How does it work?
When you (client) ask to update (i.e., append to existing record) a record, client sends the [ digest (hash of your key + setname) + namespace ] --> (key object) to the server and the string you want to append - depending the bin type you are using - assuming its a list bin…
At the server: For the specified namespace, the server
1 - looks for the Primary Index of this record using the digest in RAM - (R-B tree search)
2 - from the primary index, it finds which device your record is stored on, at what offset, and how long is it (bytes). It retrieves the record in memory. (SSD–> READ OP)
3 - It then does whatever append operation you asked for on the record in memory.
4 - It then writes the record to the current write-block in RAM - the 1MB block that is being filled with new or updated records. It also changes the Primary Index of this record you are modifying to point to data in this different write-block.

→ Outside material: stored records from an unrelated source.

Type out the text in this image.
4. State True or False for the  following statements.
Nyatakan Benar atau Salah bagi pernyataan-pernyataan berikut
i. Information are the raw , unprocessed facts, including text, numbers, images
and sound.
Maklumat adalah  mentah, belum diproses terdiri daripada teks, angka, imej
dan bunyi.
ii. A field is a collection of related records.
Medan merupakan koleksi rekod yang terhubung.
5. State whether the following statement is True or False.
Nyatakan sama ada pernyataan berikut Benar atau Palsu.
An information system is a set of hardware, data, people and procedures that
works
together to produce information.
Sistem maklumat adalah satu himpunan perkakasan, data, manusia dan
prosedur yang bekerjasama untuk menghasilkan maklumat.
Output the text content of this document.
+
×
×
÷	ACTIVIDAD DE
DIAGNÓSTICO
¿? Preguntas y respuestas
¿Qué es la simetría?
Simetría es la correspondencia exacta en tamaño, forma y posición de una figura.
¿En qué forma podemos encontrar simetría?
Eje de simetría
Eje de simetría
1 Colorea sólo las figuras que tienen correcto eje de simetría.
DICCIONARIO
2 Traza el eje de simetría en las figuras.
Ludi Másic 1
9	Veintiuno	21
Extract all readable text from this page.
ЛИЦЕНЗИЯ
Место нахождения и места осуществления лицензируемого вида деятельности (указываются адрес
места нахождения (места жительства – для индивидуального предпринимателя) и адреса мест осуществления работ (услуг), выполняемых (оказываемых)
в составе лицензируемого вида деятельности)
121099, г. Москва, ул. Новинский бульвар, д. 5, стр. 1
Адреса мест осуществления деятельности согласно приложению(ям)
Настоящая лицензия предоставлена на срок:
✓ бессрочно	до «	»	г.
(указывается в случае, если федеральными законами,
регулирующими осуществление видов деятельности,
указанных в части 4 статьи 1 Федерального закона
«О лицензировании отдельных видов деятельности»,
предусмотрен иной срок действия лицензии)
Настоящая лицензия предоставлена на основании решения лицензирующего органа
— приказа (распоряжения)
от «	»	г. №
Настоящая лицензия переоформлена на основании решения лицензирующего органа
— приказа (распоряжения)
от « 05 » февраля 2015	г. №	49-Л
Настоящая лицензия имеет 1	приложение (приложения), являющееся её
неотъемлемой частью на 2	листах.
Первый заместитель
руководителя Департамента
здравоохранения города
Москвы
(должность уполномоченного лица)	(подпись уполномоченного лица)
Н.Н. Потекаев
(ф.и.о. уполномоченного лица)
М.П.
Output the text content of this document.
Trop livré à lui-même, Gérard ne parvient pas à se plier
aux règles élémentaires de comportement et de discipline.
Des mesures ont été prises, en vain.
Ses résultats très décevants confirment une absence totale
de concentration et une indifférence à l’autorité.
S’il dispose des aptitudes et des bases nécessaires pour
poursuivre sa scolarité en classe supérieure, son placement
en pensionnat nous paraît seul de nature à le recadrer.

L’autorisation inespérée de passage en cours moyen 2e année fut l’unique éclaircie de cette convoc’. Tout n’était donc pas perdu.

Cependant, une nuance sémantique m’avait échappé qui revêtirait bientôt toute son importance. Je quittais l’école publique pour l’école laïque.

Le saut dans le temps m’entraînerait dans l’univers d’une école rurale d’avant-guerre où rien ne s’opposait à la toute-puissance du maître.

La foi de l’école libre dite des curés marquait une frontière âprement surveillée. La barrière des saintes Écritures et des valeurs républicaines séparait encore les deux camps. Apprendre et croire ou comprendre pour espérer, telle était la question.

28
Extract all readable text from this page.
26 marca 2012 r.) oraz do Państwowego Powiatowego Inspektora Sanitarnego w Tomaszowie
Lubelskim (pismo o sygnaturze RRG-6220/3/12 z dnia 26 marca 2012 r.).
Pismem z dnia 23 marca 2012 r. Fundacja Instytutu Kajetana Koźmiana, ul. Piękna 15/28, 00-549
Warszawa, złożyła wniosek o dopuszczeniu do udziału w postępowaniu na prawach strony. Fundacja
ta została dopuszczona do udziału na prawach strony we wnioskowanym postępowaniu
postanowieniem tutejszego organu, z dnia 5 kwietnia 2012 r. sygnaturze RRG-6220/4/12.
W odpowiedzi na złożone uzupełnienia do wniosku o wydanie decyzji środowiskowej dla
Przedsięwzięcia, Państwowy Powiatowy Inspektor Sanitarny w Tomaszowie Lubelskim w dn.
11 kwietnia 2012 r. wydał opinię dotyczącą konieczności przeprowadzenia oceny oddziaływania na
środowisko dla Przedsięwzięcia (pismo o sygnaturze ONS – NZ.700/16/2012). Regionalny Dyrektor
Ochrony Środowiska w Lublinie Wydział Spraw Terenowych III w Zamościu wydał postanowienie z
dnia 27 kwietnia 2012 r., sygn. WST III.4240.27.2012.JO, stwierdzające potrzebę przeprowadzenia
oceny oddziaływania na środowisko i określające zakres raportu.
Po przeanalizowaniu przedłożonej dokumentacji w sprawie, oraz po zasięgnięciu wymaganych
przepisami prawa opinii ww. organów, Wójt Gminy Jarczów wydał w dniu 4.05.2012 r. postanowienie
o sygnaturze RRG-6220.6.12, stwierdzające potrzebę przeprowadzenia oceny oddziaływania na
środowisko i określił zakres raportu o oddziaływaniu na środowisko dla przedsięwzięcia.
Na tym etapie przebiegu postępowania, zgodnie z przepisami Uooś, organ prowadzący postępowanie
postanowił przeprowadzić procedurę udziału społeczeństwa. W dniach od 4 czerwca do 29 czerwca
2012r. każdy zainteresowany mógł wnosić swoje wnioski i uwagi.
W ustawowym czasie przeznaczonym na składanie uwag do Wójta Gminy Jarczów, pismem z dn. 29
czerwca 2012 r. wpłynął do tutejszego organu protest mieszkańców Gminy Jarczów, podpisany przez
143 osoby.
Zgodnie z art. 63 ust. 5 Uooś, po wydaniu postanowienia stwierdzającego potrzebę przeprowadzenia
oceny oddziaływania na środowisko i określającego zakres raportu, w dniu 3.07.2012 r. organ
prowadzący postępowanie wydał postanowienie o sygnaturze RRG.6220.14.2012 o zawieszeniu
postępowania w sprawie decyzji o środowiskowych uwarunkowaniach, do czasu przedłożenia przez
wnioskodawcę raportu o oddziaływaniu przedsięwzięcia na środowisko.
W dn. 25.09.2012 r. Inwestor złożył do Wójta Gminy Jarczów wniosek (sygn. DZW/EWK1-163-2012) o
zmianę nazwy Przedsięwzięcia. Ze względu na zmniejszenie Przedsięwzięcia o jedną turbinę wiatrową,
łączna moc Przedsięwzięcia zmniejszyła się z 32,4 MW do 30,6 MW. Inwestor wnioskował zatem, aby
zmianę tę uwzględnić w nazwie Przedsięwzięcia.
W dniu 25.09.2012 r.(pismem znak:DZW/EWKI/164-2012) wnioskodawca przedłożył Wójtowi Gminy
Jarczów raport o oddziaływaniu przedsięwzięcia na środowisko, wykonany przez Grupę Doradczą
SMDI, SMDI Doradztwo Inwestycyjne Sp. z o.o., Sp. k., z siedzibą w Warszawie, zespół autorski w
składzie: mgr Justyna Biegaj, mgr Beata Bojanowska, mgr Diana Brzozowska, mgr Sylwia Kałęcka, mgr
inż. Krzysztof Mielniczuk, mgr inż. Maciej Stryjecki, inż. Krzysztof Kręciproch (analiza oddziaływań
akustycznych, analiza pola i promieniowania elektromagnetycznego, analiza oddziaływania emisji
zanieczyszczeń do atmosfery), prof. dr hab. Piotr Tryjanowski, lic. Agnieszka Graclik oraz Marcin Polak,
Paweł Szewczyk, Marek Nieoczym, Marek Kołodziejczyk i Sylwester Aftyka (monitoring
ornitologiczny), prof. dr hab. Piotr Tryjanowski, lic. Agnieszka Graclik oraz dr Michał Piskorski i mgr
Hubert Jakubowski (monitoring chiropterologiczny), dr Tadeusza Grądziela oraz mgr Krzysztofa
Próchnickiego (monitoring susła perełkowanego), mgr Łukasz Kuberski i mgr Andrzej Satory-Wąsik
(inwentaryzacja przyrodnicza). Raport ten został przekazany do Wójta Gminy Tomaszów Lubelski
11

5 - this write-block is flushed to device when full, asynchronously or partially every 1 second till full. (SSD - WRITE OP) The primary index now points to this new version of the record.
Note: We don’t update a record “in-situ” in the previous write-block where the old version of the record was.
5a - The write-block is placed in a write-q - normally the q will be zero depth - its just a buffer to allow the device write thread to deal with burst loads. Typically it go to write-q to --> device --> and then to another queue called the post-write-queue (depth 256 - FIFO) which allows for reading recently updated records, e.g., by XDR - cross data center replication feature.
6 - the device defrag thread will eventually recover the unpointed to space on the device of the old version of the record. This concept of defragging is really the server’s point of view in terms of the write-blocks its allocating which can be seen as “software” data structures. Not really what the SSD controller is doing at the SSD level. The SSD controller has its own world to deal with in terms of the blocks and pages that store the write-block data. From the SSD controller’s point of view, its storing these “write-block” data structures for the server, what it does underneath only the controller knows. The server code manages its view of these data structures.